On your marks... Load, aim, fire!

Sporting chance? Of course - they can run, can’t they? And a moving target can be pretty tricky; I reckon a handful every year will escape entirely… but they won’t be quick to burgle again. 

The Talking Eds have been blathering on about “predistribution” of wealth, a concept they’ve had all summer to come up with. (We’ve had it for donkeys years by the way lads. It’s called capitalism and it is achieved by having a small state.) But they’ve given me an idea. In justice how about, instead of getting criminals to make restitution to their victims, we engage in “prerestitution”? 

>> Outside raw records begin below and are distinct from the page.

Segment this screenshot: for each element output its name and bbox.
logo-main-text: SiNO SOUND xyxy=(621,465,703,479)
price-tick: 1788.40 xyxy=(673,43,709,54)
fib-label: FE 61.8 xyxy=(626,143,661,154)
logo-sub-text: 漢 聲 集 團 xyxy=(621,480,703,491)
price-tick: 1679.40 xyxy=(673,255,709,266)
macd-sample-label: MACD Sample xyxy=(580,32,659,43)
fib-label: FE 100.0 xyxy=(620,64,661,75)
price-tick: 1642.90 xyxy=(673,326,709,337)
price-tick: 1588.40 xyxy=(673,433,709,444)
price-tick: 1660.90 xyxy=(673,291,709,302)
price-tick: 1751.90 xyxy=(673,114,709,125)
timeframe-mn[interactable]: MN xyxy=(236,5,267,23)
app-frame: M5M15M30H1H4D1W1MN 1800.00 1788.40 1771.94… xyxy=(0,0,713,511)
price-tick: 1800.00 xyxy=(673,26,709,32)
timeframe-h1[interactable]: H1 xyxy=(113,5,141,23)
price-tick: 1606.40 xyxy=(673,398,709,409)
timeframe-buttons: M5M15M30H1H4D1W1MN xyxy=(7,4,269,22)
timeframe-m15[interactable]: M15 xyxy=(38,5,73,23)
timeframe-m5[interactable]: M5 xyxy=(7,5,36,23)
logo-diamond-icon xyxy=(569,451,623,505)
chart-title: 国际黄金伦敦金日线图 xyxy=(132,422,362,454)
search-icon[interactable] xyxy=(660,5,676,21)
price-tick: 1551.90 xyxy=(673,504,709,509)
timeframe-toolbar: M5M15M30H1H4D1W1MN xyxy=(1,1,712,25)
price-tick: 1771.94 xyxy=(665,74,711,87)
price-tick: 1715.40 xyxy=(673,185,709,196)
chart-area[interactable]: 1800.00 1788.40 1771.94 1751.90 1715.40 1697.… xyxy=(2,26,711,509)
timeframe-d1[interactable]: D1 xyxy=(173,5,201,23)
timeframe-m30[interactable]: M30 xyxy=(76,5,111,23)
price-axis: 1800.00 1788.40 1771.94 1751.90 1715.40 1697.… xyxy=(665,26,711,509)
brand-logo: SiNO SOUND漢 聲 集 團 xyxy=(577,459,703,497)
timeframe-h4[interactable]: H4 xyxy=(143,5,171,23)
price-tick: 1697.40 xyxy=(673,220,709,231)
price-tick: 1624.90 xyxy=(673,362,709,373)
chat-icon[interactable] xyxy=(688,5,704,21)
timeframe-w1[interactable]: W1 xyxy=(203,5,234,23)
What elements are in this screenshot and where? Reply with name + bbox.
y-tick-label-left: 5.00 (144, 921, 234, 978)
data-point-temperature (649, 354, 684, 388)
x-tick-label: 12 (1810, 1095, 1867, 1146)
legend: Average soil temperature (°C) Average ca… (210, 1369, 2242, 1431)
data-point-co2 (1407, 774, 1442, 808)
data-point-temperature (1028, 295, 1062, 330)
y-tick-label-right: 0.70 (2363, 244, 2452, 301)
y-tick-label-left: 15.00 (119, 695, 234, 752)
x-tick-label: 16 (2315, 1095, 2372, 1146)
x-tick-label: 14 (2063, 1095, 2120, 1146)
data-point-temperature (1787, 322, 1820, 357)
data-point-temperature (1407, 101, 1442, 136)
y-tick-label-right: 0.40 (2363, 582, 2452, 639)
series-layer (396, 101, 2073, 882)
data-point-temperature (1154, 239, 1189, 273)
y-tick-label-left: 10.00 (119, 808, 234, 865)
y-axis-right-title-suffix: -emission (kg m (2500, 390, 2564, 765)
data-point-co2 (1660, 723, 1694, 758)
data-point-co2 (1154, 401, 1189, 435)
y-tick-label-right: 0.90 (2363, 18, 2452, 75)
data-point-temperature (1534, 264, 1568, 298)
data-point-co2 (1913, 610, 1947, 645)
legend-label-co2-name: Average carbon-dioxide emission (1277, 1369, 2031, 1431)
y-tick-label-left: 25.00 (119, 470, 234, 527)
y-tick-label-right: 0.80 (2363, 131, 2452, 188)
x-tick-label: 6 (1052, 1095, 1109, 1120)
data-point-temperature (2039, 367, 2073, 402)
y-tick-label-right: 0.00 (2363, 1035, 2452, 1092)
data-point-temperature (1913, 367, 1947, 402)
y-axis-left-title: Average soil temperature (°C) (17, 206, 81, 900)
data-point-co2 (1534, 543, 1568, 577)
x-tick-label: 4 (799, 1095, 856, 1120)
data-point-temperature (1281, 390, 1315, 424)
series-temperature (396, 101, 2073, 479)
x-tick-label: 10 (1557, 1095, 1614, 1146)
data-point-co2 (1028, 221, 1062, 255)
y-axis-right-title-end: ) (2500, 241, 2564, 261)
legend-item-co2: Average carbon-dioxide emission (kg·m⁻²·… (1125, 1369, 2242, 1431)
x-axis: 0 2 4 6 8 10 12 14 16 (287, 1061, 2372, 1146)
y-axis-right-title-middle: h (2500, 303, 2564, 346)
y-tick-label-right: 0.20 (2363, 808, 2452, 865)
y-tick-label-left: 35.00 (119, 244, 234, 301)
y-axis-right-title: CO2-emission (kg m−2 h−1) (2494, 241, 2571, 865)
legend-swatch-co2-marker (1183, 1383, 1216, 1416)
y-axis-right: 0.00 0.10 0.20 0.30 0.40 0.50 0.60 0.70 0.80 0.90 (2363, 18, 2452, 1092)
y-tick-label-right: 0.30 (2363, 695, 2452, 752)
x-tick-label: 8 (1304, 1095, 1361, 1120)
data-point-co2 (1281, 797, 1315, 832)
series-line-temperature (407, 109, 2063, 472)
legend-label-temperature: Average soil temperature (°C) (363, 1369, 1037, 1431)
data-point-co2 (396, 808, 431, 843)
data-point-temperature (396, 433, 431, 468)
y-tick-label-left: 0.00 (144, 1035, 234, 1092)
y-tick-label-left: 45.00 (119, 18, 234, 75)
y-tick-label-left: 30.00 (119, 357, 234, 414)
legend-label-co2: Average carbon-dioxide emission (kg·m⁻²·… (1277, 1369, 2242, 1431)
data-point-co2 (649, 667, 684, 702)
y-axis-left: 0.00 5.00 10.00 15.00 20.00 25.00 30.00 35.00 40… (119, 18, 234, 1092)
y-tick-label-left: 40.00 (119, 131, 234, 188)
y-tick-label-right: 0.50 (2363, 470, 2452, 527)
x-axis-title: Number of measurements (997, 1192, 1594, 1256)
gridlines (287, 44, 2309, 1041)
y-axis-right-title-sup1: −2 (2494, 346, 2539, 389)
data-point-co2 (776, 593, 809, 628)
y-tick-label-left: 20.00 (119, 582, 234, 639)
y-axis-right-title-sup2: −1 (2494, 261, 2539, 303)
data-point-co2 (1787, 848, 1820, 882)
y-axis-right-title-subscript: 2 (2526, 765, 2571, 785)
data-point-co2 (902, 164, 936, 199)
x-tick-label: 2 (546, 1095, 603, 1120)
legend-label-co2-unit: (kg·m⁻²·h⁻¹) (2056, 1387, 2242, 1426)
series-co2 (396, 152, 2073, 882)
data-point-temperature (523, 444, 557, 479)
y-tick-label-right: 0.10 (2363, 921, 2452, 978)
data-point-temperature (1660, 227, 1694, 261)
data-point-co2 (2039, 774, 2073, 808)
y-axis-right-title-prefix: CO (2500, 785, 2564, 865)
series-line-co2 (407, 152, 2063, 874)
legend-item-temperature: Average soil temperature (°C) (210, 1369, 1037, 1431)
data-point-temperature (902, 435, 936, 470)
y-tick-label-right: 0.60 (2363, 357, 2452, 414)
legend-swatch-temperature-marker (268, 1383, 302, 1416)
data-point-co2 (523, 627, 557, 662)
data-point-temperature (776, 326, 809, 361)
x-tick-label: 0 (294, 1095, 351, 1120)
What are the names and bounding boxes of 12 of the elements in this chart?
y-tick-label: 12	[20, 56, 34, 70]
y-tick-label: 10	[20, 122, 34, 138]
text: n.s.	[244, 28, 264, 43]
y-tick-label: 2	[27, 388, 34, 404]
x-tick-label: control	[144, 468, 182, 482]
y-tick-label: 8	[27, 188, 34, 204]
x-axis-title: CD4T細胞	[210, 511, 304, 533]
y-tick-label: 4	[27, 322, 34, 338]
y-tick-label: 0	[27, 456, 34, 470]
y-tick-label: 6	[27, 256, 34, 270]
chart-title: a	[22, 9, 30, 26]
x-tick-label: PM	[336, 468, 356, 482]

It’s very straightforward. The police already know who the burglars are, so why not cut the judges out of the process altogether and let the coppers mount dawn raids and shoot them right where they shit? It would be a fucking brave burglar indeed who attempted his antics in the face of that.

Friday, 9 March 2012

Solar Senility

The Ides of March are almost upon us. Beware.Waking in a cold sweat I stop breathing and listen. I swear I can hear them climbing the walls, crawling over the roof. Legions of slithering milibands and other creatures, who would harry and harm a man. I pull the blankets closer and begin my new morning routine, visualising my stores and counting the hours before I have to go out for supplies.

I listened to the wireless again yesterday. There are reports of suffering from all over the country; helpless people crying out for deliverance. Some are having to do without their chauffeurs and nannies, or having to keep their car for a third year. Some are even being asked to work for their living. It's terrifying. I radioed out for help, "Can you hear me, motherfucker?" I asked. No reply.

Nope, no good. I reckon it's the solar flares. I've been cooped up in here for days now. It's so long since I heard or saw another human and now I'm running out of soup. I like soup. Soup is good. It protects you from all manner of things... but now I'm running out.

The horror.

For all I know, civilisation is on the brink, or over it. I had a power cut the other night and strange, alien noises started up outside my window. An unholy clamour of sirens, alarms... the dying howls of long neglected sentinels. They persisted for a while but then they stopped. It's silent out there now, but I dare not look to see if the danger has passed. To do that I'd have to scratch a hole in the black paint on my windows and then 'they' would be able to look in. For all I know they are listening right now... I'm glad I'm not paranoid.

It's time to act. I need to get away before it's too late. I need more soup. I'm going to leave the safety of my blankets, put on my hat and venture outside.